Five quick minutes later (complete with a random burst of cold water from Aunt Mabel to keep me moving), I dragged my trunk down the stairs, making sure that it hit every step with a deafening thud! Aunt Mabel glared at me from behind her Witch Weekly magazine.
She jumped up and grabbed the cauldron from the kitchen. "Now, I stuck some of extra potion ingredients in there. Don't let them tell you how to handle your potions. I've taught you better than that."
I rolled my eyes. Obviously she forgot the multiple times I've caused minor explosions in the kitchen. "Promise me you'll talk to the Ministry."
"I promise."
I raised my eyebrows. "I'm being serious."
She grabbed me and hugged me. "It's going to be fine, Elena. I'm going to work it all out." Trust me, for a split second I almost believed her. I wanted to believe her. Honestly, the only way that everything will "work itself out" is if I'm back here, at St. Margaret-Mary's Academy. From then on I'll never use my powers again. Dear Higher Being, Superior Powers in the Heavens, don't make me go.
Knock! Knock! "I'm here to pick up an Elena Bowman."
Damn you all.
Aunt Mabel gave me a quick hug. "Keep your nose clean. Show them that you have control over your magic." She opened the door.
In our tiny doorway stood the largest man I've ever seen. He bent over to get through the door. His face was covered in a grizzly black beard, streaked with grey. His tire-sized feet made large booms! as he entered. The windows and pictures shook. Hell, the whole house shook.

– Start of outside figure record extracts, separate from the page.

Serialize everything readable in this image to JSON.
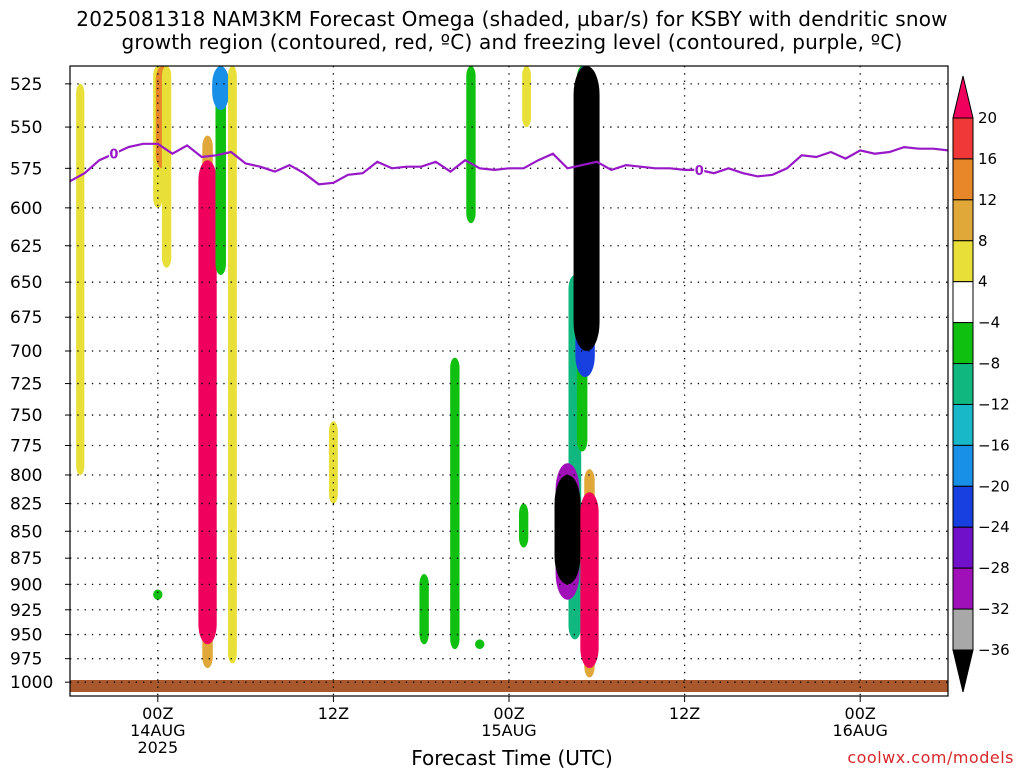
{
  "chart_data": {
    "type": "heatmap",
    "title": "2025081318 NAM3KM Forecast Omega (shaded, µbar/s) for KSBY with dendritic snow",
    "subtitle": "growth region (contoured, red, ºC) and freezing level (contoured, purple, ºC)",
    "xlabel": "Forecast Time (UTC)",
    "x_ticks": [
      {
        "time": "00Z",
        "date": "14AUG",
        "year": "2025",
        "hours": 6
      },
      {
        "time": "12Z",
        "date": "",
        "year": "",
        "hours": 18
      },
      {
        "time": "00Z",
        "date": "15AUG",
        "year": "",
        "hours": 30
      },
      {
        "time": "12Z",
        "date": "",
        "year": "",
        "hours": 42
      },
      {
        "time": "00Z",
        "date": "16AUG",
        "year": "",
        "hours": 54
      }
    ],
    "xlim_hours": [
      0,
      60
    ],
    "y_scale": "log-pressure",
    "y_levels": [
      525,
      550,
      575,
      600,
      625,
      650,
      675,
      700,
      725,
      750,
      775,
      800,
      825,
      850,
      875,
      900,
      925,
      950,
      975,
      1000
    ],
    "ylim_hPa": [
      1015,
      515
    ],
    "grid": true,
    "colorbar": {
      "levels": [
        20,
        16,
        12,
        8,
        4,
        -4,
        -8,
        -12,
        -16,
        -20,
        -24,
        -28,
        -32,
        -36
      ],
      "colors": [
        "#f0005c",
        "#f03838",
        "#e8862a",
        "#e0a838",
        "#e8e038",
        "#ffffff",
        "#10c010",
        "#10b880",
        "#18b8c8",
        "#1890e8",
        "#1840e0",
        "#7010c8",
        "#a010b8",
        "#a8a8a8",
        "#000000"
      ]
    },
    "freezing_level": {
      "label": "0",
      "color": "#9818c8",
      "hours": [
        0,
        1,
        2,
        3,
        4,
        5,
        6,
        7,
        8,
        9,
        10,
        11,
        12,
        13,
        14,
        15,
        16,
        17,
        18,
        19,
        20,
        21,
        22,
        23,
        24,
        25,
        26,
        27,
        28,
        29,
        30,
        31,
        32,
        33,
        34,
        35,
        36,
        37,
        38,
        39,
        40,
        41,
        42,
        43,
        44,
        45,
        46,
        47,
        48,
        49,
        50,
        51,
        52,
        53,
        54,
        55,
        56,
        57,
        58,
        59,
        60
      ],
      "pressure_hPa": [
        583,
        578,
        570,
        566,
        562,
        560,
        560,
        566,
        561,
        568,
        567,
        565,
        572,
        574,
        577,
        573,
        578,
        585,
        584,
        579,
        578,
        571,
        575,
        574,
        574,
        571,
        577,
        570,
        575,
        576,
        575,
        575,
        570,
        566,
        575,
        573,
        571,
        576,
        573,
        574,
        575,
        575,
        576,
        576,
        578,
        575,
        578,
        580,
        579,
        575,
        567,
        568,
        565,
        569,
        564,
        566,
        565,
        562,
        563,
        563,
        564
      ]
    },
    "surface": {
      "color": "#a8582c"
    },
    "omega_features": [
      {
        "hour": 0.7,
        "p_top": 525,
        "p_bot": 800,
        "value": 4
      },
      {
        "hour": 6.0,
        "p_top": 515,
        "p_bot": 600,
        "value": 6
      },
      {
        "hour": 6.3,
        "p_top": 515,
        "p_bot": 575,
        "value": 12
      },
      {
        "hour": 6.6,
        "p_top": 515,
        "p_bot": 640,
        "value": 6
      },
      {
        "hour": 6.0,
        "p_top": 905,
        "p_bot": 915,
        "value": -6
      },
      {
        "hour": 9.4,
        "p_top": 555,
        "p_bot": 985,
        "value": 8
      },
      {
        "hour": 9.4,
        "p_top": 570,
        "p_bot": 960,
        "value": 22
      },
      {
        "hour": 10.3,
        "p_top": 515,
        "p_bot": 645,
        "value": -8
      },
      {
        "hour": 10.3,
        "p_top": 515,
        "p_bot": 540,
        "value": -20
      },
      {
        "hour": 11.1,
        "p_top": 515,
        "p_bot": 980,
        "value": 5
      },
      {
        "hour": 18.0,
        "p_top": 755,
        "p_bot": 825,
        "value": 5
      },
      {
        "hour": 24.2,
        "p_top": 890,
        "p_bot": 960,
        "value": -6
      },
      {
        "hour": 26.3,
        "p_top": 705,
        "p_bot": 965,
        "value": -6
      },
      {
        "hour": 27.4,
        "p_top": 515,
        "p_bot": 610,
        "value": -6
      },
      {
        "hour": 28.0,
        "p_top": 955,
        "p_bot": 965,
        "value": -6
      },
      {
        "hour": 31.0,
        "p_top": 825,
        "p_bot": 865,
        "value": -6
      },
      {
        "hour": 31.2,
        "p_top": 515,
        "p_bot": 550,
        "value": 5
      },
      {
        "hour": 34.5,
        "p_top": 645,
        "p_bot": 955,
        "value": -12
      },
      {
        "hour": 34.0,
        "p_top": 790,
        "p_bot": 915,
        "value": -32
      },
      {
        "hour": 34.0,
        "p_top": 800,
        "p_bot": 900,
        "value": -40
      },
      {
        "hour": 35.0,
        "p_top": 515,
        "p_bot": 780,
        "value": -8
      },
      {
        "hour": 35.2,
        "p_top": 515,
        "p_bot": 720,
        "value": -24
      },
      {
        "hour": 35.3,
        "p_top": 515,
        "p_bot": 700,
        "value": -40
      },
      {
        "hour": 35.5,
        "p_top": 795,
        "p_bot": 995,
        "value": 8
      },
      {
        "hour": 35.5,
        "p_top": 815,
        "p_bot": 985,
        "value": 22
      }
    ]
  },
  "credit": "coolwx.com/models"
}
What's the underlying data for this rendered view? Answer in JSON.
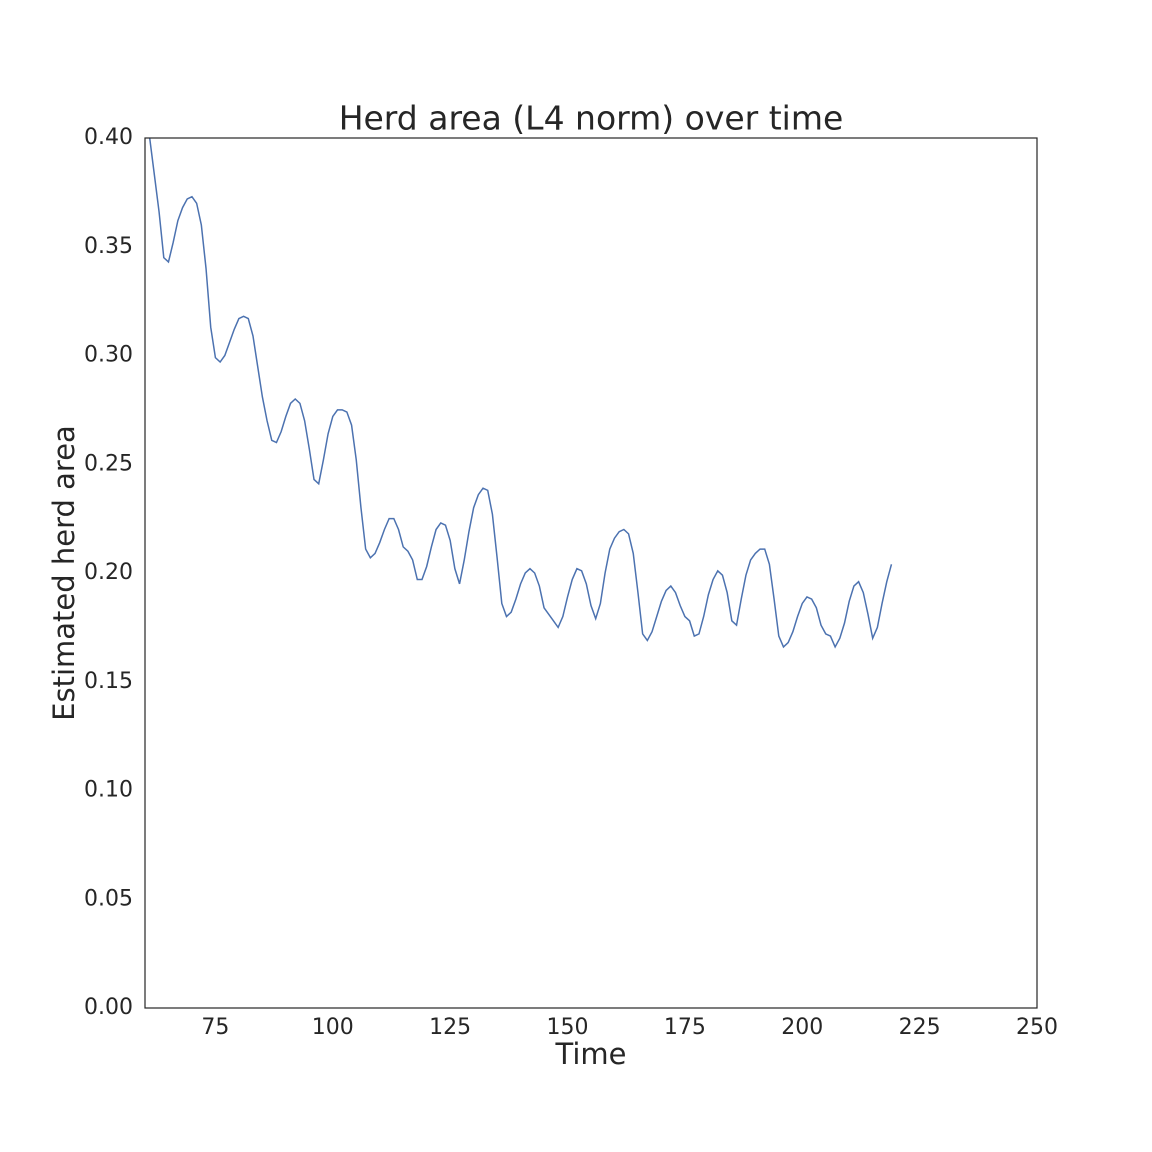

"Hello to yeh," he said, waving. As he stood up straight, his head nearly touched the ceiling. Lord, who is this man? "I'm Hagrid. Keeper of Keys and Groundskeeper of Hogwarts." Oh he's Hagrid. What the hell is a Hagrid? He eyed the trunk. "I see yer packed. Ready t'go?"
Oh dear God, his grammar. I hope everyone doesn't talk like this. I nodded curtly and picked up my cauldron. "Bye, Aunt Mabel."
"So, Elena, how old are yeh?" Hagrid asked when we got onto the bus. Yes. A bus. If this giant man really was a wizard, than why didn't we Apparate or fly? I eyed Hagrid out of the corner of my eye. Let's face it, Hagrid probably surpassed the weight limit on brooms several hundred pounds ago.
"Fourteen," I mumbled.
"Hmm?"
"Fourteen," I said a little bit more clearly.
Hagrid's eyebrows furrowed in confusion. "But it says that yer registered for yer fifth year."
Great. So now only will I be the new girl, but I'll be the new girl in the most difficult year. Fabulous. "Well, I'm turning fifteen next week." And I had plans with Taylor and Devin to go see Mumford and Sons at their low-key concert at the Pretty Parrot next week.
"Yer probably not going to even be in fifth year classes, anyways."
Because I'm a dumb rock.
"And there's no way yeh could take yer O. properly with such little training."
Nope. Didn't I tell you that I was a dumb rock?
"But luckily yer going to Hogwarts. They'll catch yeh up in no time."
Because Hogwarts is a pro at educating dumb rocks.
I pursed my lips. "I can only hope so," I said as sweetly as possible.
Three awkward hours, another bus and a boat later, I stood on Hogwarts' front steps staring at the huge oak doors in front of me. In around thirty steps, I'll actually be a student here. That means I'm thirty steps away from my new life, and miles and miles away from my old one.
If only Taylor could see me now.
I dragged my trunk up the steps. A woman with grey hair pulled tightly into a bun opened the door. Her lips were caught in a permanent grimace. She surveyed me like I was a moldy steak and sighed and held open the door. "Come in, Miss Bowman. We've been expecting you."